I'm currently just watching an MIT lecture about differentiating exps and logs and it mentions that $a_k = (1+\frac{1}{k})^k = e.$
I've seen the proof and "understand" that $\lim_{k \to \infty} \ln(a_k) = 1$ s0 the limit of $a_k = e$.
The problem is when I read $e = \lim_{k \to \infty} (1+\frac{1}{k})^k$, it looks like it says $e = 1$ because I read it as $e = (1+(0))^\infty = 1$, and I'm having a hard time working out where the confusion is.
Thanks.
Note that $\lim_{k\to\infty}\left(1+\frac1k\right)^k$ is a limit of the indeterminate form $1^\infty$. If $k=100$, then $1+\frac1k =1.01$ and $1.01^{100}\approx 2.70481382942153$.

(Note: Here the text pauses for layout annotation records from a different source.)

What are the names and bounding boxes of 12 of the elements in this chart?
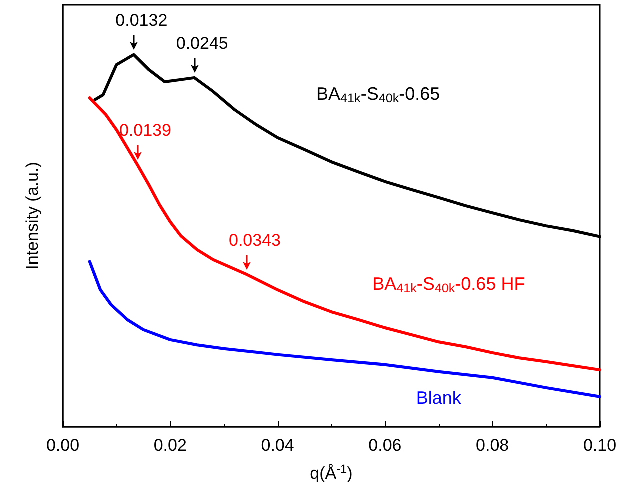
annotation: 0.0343 bbox=[228, 230, 281, 251]
annotation: 0.0132 bbox=[116, 10, 168, 31]
series-label: Blank bbox=[416, 388, 462, 408]
x-tick-label: 0.04 bbox=[261, 436, 294, 455]
x-tick-label: 0.02 bbox=[154, 436, 187, 455]
annotation: 0.0245 bbox=[176, 34, 228, 54]
x-tick-label: 0.06 bbox=[368, 436, 402, 455]
x-tick-label: 0.10 bbox=[583, 436, 617, 455]
x-tick-label: 0.08 bbox=[476, 436, 510, 455]
annotation: 0.0139 bbox=[119, 121, 172, 142]
x-tick-label: 0.00 bbox=[46, 436, 80, 455]
y-axis-title: Intensity (a.u.) bbox=[23, 162, 42, 270]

As mentioned in the OP, we can exploit the continuity of the exponential function and write
$$\lim_{k\to\infty}\left(1+\frac1k\right)^k=\lim_{k\to\infty}e^{\log\left(1+\frac1k\right)^k}=e^{\lim_{k\to\infty}\log\left(1+\frac1k\right)^k}=e^{\lim_{k\to\infty}k\log\left(1+\frac1k\right)}\tag 1$$
Then, recalling that $\frac{1}{k+1}\le\log\left(1+\frac1k\right)\le \frac1k$, we arrive at the anticipated result.
Note that in $(1)$, we transformed the indeterminate form $1^\infty$ into the indeterminate form $e^{\infty \times 0}$.